I’m on the Kenyan coast, the last leg of my fellowship in global health reporting.  One of the many privileges of my trip is that I’ve experienced the opportunities and massive challenges in delivering health tools to those known as the “hard to reach.”

Isolated rural communities, with no roads to or from them.  Lakeside villages that can only be reached by epic boat journeys.  None have electricity, running water, or sanitary means for disposing of excrement.  I’ve traveled with researchers and NGOs and seen the kinds of obstacles that global health programs are up against.  Countless times I’ve heard public health professionals here in Africa say to me, off the record, that they wish the folks in Geneva or Washington DC, those spearheading the global campaigns, would come and see what “hard to reach” looks like.

I’ve learned a new expression: “tarmac tourism.”  It refers to Western health experts visiting the poor world, but sticking only to the well developed places with tarmac roads.

There’s virtually no tarmac in southern Sudan (which was the first leg of my journey), just one or two patches of it in a few towns such as Juba, the capital.

If you leave the tarmac, and drive for several hours in a Toyota Land Cruiser, the pot holes will crush your bones.  Along the way, you’ll see the most fragile houses of mud and straw; there’s nothing permanent, nothing solid, a legacy of a 22-year civil war.  If you go and visit a community health center, you’ll see that it is just an empty hut, with no medicines or equipment, nothing to offer.

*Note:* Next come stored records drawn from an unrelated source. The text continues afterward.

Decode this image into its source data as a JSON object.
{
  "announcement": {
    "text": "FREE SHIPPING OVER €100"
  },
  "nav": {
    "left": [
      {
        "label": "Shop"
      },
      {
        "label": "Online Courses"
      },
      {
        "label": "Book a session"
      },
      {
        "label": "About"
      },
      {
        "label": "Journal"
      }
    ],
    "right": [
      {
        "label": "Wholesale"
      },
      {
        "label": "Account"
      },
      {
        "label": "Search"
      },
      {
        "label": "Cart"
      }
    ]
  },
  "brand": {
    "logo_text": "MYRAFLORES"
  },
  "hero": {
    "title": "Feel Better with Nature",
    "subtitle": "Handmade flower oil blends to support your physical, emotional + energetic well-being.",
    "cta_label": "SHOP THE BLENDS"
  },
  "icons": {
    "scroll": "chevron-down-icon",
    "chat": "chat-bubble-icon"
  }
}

In one “hard to reach” village in the state of Northern Bahr El Gazal, where only 1% of children go to school, I spoke with the community leaders.  Two women had just bled to death in childbirth.  There was no transportation to get the women to the nearest hospital.  There’s a car in the village, but there was no money to pay the driver.

I kept hearing, throughout my trip, that southern Sudan has the world’s highest maternal mortality rate, but it was only away from the tarmac that the reality hit home.